SINGAPORE (THE BUSINESS TIMES) - Singapore Airlines (SIA) has exhausted the $8.8 billion in gross proceeds raised from its rights issue in June last year, with the last $600 million having been used for aircraft and aircraft-related payments between July 1 and Sept 1.
But the net proceeds of $6.2 billion from the issuance of additional mandatory convertible bonds in June this year had not been utilised, the flag carrier said on Thursday (Sept 16).
SIA said in a filing to the Singapore Exchange that it has also raised $21.6 billion in fresh liquidity since April 1 last year. The group added that, in addition to the cash on hand, it continues to retain access to $2.1 billion of committed lines of credit that are currently undrawn.
As far as the 2020 rights issue goes, SIA spent the proceeds of $8.8 billion between June 8 last year and Sept 1 this year. SIA had used $2 billion of the proceeds for the repayment of the bridge loan from DBS Bank, which was set up in April last year to provide the liquidity required by SIA for the completion of the rights issue last year.
Other uses of the proceeds included $2.2 billion for operating expenses during the period, $1.4 billion for ticket refunds, $1.4 billion for aircraft and aircraft-related payments, as well as $1.8 billion for debt service.
SIA said the use of proceeds for the whole amount raised in the rights issue is in accordance with the intended use of proceeds.
The company added that it will remain prudent and proactive in managing its liquidity as international air travel continues to be affected by the Covid-19 pandemic.
While international air travel continues to be affected by the pandemic, the company will remain prudent.
OCBC Bank credit research analyst Ezien Hoo said given that the airline has some capital which remains unused - $6.2 billion from additional mandatory convertible bonds in June this year - it is unlikely to seek further funding in the near future.
“If need be, SIA still has unencumbered aircraft assets that can be used as collateral and for sales and leaseback transactions, which it can tap for liquidity, although if these methods are used it also means less asset coverage from the perspective of unsecured bondholders,” he noted.

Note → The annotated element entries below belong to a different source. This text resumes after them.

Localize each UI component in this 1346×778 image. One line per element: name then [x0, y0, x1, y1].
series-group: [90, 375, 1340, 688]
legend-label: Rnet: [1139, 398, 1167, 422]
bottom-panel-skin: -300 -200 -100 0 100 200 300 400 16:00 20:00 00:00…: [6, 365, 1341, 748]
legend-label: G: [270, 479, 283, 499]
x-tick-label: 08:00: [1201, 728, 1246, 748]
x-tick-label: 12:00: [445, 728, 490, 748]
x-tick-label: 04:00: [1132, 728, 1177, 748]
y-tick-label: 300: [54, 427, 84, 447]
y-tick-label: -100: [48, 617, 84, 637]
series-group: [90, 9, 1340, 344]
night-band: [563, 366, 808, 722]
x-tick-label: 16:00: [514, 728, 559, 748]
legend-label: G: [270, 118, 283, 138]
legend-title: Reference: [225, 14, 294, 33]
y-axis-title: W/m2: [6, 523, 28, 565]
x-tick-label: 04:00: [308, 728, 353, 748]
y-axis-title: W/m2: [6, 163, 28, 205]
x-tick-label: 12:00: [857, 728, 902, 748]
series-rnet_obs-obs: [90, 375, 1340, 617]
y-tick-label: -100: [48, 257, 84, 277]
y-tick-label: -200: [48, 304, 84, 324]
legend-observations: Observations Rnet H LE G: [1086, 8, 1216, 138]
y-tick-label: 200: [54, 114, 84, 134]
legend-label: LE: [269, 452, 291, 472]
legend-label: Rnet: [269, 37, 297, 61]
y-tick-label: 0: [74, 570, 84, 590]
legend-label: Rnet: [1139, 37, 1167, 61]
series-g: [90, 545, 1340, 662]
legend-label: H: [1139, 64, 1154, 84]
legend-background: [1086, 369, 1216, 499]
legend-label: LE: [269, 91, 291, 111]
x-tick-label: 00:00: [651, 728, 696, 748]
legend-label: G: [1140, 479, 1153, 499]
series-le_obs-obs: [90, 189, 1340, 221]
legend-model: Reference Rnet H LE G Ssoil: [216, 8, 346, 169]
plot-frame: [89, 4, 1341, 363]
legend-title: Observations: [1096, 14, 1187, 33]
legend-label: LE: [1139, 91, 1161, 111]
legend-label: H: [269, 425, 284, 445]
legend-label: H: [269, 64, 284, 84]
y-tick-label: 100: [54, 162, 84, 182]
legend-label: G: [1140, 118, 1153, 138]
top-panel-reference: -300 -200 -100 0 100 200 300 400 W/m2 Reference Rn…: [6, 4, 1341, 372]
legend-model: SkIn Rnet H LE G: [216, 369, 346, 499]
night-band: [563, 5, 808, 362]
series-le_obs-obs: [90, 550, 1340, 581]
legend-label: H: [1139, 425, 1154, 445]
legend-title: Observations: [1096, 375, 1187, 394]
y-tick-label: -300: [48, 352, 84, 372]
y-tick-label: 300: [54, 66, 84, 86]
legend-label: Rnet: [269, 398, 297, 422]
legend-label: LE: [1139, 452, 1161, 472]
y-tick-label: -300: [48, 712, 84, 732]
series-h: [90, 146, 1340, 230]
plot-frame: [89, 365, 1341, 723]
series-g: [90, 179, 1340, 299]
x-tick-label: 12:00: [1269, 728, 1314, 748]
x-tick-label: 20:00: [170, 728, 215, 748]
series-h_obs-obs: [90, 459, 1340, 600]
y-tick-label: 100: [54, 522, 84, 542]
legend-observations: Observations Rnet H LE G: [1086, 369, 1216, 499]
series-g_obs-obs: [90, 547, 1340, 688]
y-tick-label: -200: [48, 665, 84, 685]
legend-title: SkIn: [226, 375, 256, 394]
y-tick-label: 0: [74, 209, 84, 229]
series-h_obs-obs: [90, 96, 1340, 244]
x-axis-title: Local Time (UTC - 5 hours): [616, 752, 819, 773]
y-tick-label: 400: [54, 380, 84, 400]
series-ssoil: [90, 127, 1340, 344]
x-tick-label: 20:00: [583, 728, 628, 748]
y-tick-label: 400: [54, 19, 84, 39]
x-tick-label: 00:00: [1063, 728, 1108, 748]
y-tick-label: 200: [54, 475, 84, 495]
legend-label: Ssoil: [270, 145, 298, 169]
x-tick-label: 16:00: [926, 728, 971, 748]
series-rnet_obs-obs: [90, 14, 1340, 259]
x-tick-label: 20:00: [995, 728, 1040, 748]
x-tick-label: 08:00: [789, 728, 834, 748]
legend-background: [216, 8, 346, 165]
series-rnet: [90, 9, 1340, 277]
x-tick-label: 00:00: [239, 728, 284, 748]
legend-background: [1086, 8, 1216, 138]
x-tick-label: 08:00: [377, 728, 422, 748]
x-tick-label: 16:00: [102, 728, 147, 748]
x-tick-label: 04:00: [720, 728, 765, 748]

Mr Hoo said that SIA is in a good position to weather the short term. But medium-term recovery is very much dependent on resumption of international air travel, which continues to lag in the Asia-Pacific region - the airline’s key market.
“We observe a continued lack of coordination in the Asia-Pacific region towards reopening. For example, lack of discussion by governments over vaccine certificates, how eventual intra-region travel may look like or standardised safety protocols at airports and borders. All these need to happen for airlines to get back on track to profitability,” he added.
SIA shares closed on Friday at $4.83, down nine cents or 1.8 per cent.